One of the great achievements of Austrian economists Ludwig von Mises and his student F. A. Hayek, was the development of what became known as Austrian business cycle theory. It shows that boom/bust business cycles are not inherent, necessary features of capitalism, but are instead the necessary consequences of monetary inflation via artificial credit expansion.
Such inflation makes interest rates artificially low and enticing, leading entrepreneurs to malinvest capital in production projects that appear profitable, but in fact are not. Such projects, because they are unprofitable, cannot continue indefinitely and eventually must be liquidated. The economy dips into recession. Some of the capital sunk in these unprofitable projects will be non-convertible to other uses, so it is consumed in unwise investment.

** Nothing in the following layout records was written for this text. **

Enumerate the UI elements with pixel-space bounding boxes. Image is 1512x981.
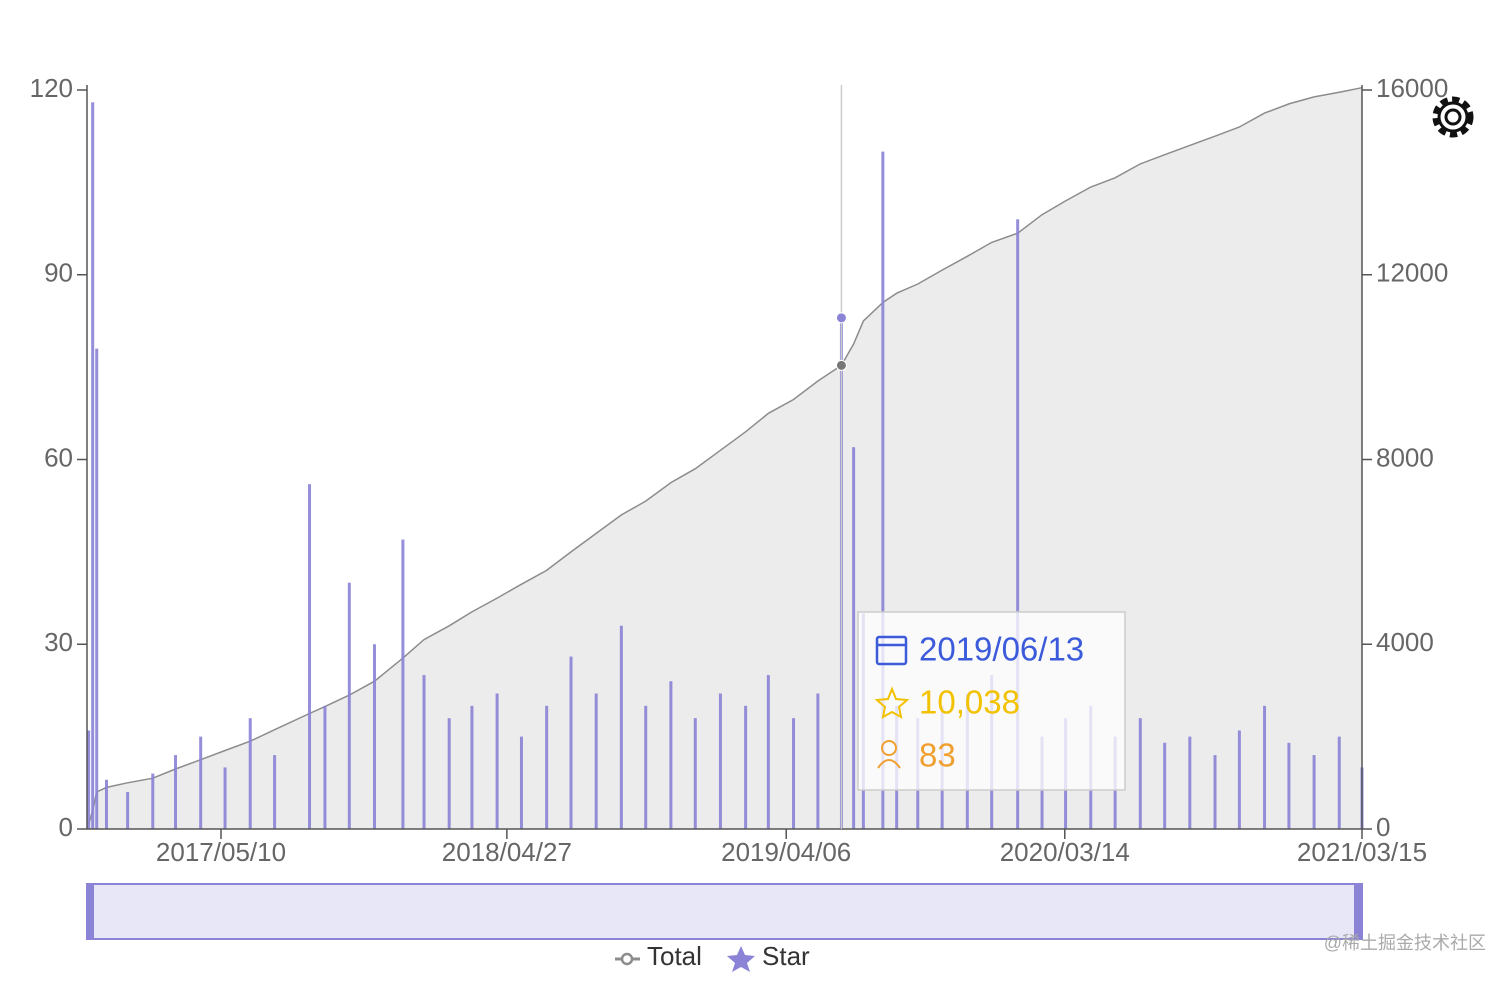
star-bar bbox=[1138, 718, 1142, 829]
total-line bbox=[87, 86, 1363, 825]
legend-label: Star bbox=[762, 941, 810, 971]
star-bar bbox=[644, 705, 648, 829]
y-tick-label: 30 bbox=[44, 627, 73, 657]
y2-tick-label: 12000 bbox=[1376, 258, 1448, 288]
hover-dot bbox=[835, 359, 847, 371]
star-bar bbox=[1263, 705, 1267, 829]
y-tick-label: 60 bbox=[44, 442, 73, 472]
star-bar bbox=[744, 705, 748, 829]
star-bar bbox=[669, 681, 673, 829]
star-bar bbox=[852, 447, 856, 829]
star-bar bbox=[470, 705, 474, 829]
star-bar bbox=[1016, 219, 1020, 829]
zoom-handle[interactable] bbox=[1354, 884, 1362, 939]
star-bar bbox=[104, 779, 108, 829]
y2-tick-label: 4000 bbox=[1376, 627, 1434, 657]
legend-icon bbox=[727, 946, 755, 972]
star-bar bbox=[422, 675, 426, 829]
star-bar bbox=[718, 693, 722, 829]
star-bar bbox=[881, 151, 885, 830]
user-icon bbox=[881, 740, 897, 756]
star-bar bbox=[372, 644, 376, 829]
star-bar bbox=[766, 675, 770, 829]
tooltip: 2019/06/13 10,038 83 bbox=[857, 611, 1126, 791]
star-bar bbox=[1163, 742, 1167, 829]
star-bar bbox=[223, 767, 227, 829]
watermark: @稀土掘金技术社区 bbox=[1324, 933, 1486, 953]
star-bar bbox=[693, 718, 697, 829]
star-bar bbox=[1312, 755, 1316, 829]
star-bar bbox=[545, 705, 549, 829]
star-bar bbox=[347, 582, 351, 829]
x-tick-label: 2021/03/15 bbox=[1297, 837, 1427, 867]
legend-label: Total bbox=[647, 941, 702, 971]
legend-icon bbox=[620, 952, 634, 966]
star-bar bbox=[308, 484, 312, 829]
star-bar bbox=[91, 102, 95, 830]
plot: 0 30 60 90 120 0 4000 8000 12000 16000 2017/05/10 2… bbox=[30, 73, 1448, 972]
y2-tick-label: 8000 bbox=[1376, 442, 1434, 472]
star-bar bbox=[323, 705, 327, 829]
star-bar bbox=[1188, 736, 1192, 829]
hover-dot bbox=[835, 312, 847, 324]
star-bar bbox=[1337, 736, 1341, 829]
x-tick-label: 2018/04/27 bbox=[442, 837, 572, 867]
star-bar bbox=[126, 792, 130, 829]
y2-tick-label: 16000 bbox=[1376, 73, 1448, 103]
star-bar bbox=[87, 730, 91, 829]
x-tick-label: 2017/05/10 bbox=[156, 837, 286, 867]
star-bar bbox=[1213, 755, 1217, 829]
star-bar bbox=[95, 348, 99, 829]
tooltip-total: 10,038 bbox=[919, 684, 1020, 721]
star-bar bbox=[594, 693, 598, 829]
x-tick-label: 2019/04/06 bbox=[721, 837, 851, 867]
tooltip-star: 83 bbox=[919, 737, 956, 774]
data-zoom[interactable] bbox=[86, 883, 1363, 940]
zoom-handle[interactable] bbox=[86, 884, 94, 939]
y-tick-label: 0 bbox=[59, 812, 73, 842]
y2-tick-label: 0 bbox=[1376, 812, 1390, 842]
calendar-icon bbox=[875, 635, 908, 666]
star-bar bbox=[792, 718, 796, 829]
star-icon bbox=[874, 686, 910, 719]
star-bar bbox=[495, 693, 499, 829]
star-bar bbox=[619, 625, 623, 829]
y-tick-label: 90 bbox=[44, 258, 73, 288]
user-icon bbox=[877, 759, 901, 769]
star-bar bbox=[519, 736, 523, 829]
x-tick-label: 2020/03/14 bbox=[1000, 837, 1130, 867]
star-bar bbox=[248, 718, 252, 829]
star-bar bbox=[151, 773, 155, 829]
settings-icon[interactable] bbox=[1432, 96, 1474, 138]
star-bar bbox=[273, 755, 277, 829]
star-bar bbox=[199, 736, 203, 829]
star-bar bbox=[447, 718, 451, 829]
tooltip-box bbox=[857, 611, 1126, 791]
star-bar bbox=[816, 693, 820, 829]
legend: Total Star bbox=[615, 941, 810, 972]
star-bar bbox=[401, 539, 405, 829]
star-bar bbox=[1287, 742, 1291, 829]
y-tick-label: 120 bbox=[30, 73, 73, 103]
star-bar bbox=[569, 656, 573, 829]
star-bar bbox=[1237, 730, 1241, 829]
star-bar bbox=[174, 755, 178, 829]
tooltip-date: 2019/06/13 bbox=[919, 631, 1084, 668]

As painful as it sounds, the only way for the economy to get back on track, so to speak, is to allow for unsound investments to be liquidated and a restructuring of the available capital stock, so that factors of production will be directed into the hands of those entrepreneurs who will use them productively in sound investments. As long as there is still capital frozen in unprofitable ventures, recessions are prolonged and prosperity is forestalled.
Over the weekend, we received news that indicates the necessary liquidation process is still continuing. The Associated Press reports that bank regulators closed five more banks, bringing the total for the year so far up to 108 compared to only 69 bank failures this time last year. Clearly any recovery is definitely not in full swing.